Topologically twisted renormalization group flow and its holographic dual

TL;DR

This paper explores a holographic dual description of topologically twisted renormalization group flows in Euclidean field theories, revealing conditions for non-trivial fixed points and their gravitational duals within the AdS/CFT framework.

Contribution

It develops a holographic model for topologically twisted RG flows, showing that certain bulk theories support non-trivial fixed points with Euclidean AdS metrics.

Findings

Non-trivial fixed points require fine-tuning in the bulk theory.

O(3) Yang-Mills coupled with Einstein gravity supports such fixed points.
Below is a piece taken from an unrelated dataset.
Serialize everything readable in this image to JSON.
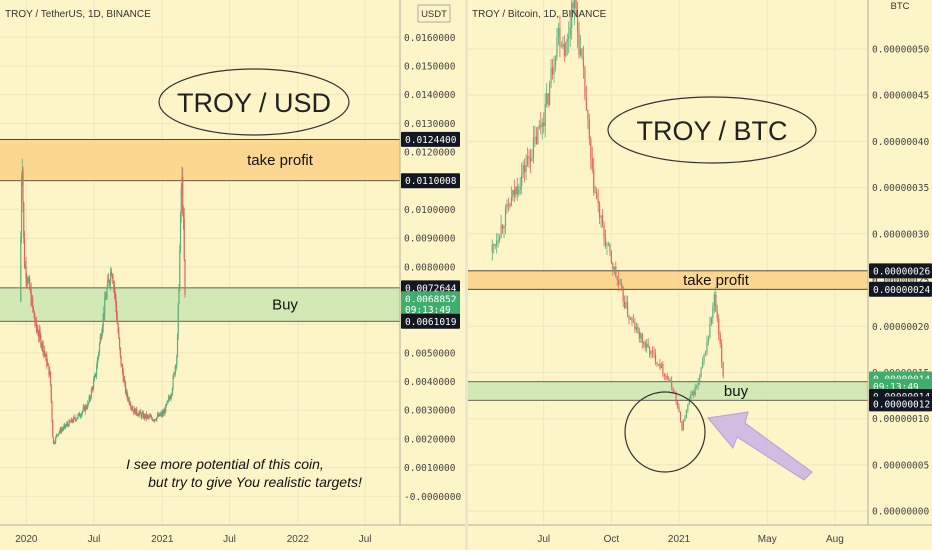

The model provides a gravitational dual for scale-invariant but non-conformal Euclidean field theories.

Abstract

Euclidean field theories admit more general deformations than usually discussed in quantum field theories because of mixing between rotational symmetry and internal symmetry (a.k.a topological twist). Such deformations may be relevant, and if the subsequent renormalization group flow leads to a non-trivial fixed point, it generically gives rise to a scale invariant Euclidean field theory without conformal invariance. Motivated by an ansatz studied in cosmological models some time ago, we develop a holographic dual description of such renormalization group flows in the context of AdS/CFT. We argue that the non-trivial fixed points require fine-tuning of the bulk theory in general, but remarkably we find that the $O(3)$ Yang-Mills theory coupled with the four-dimensional Einstein gravity in the minimal manner supports such a background with the Euclidean AdS metric.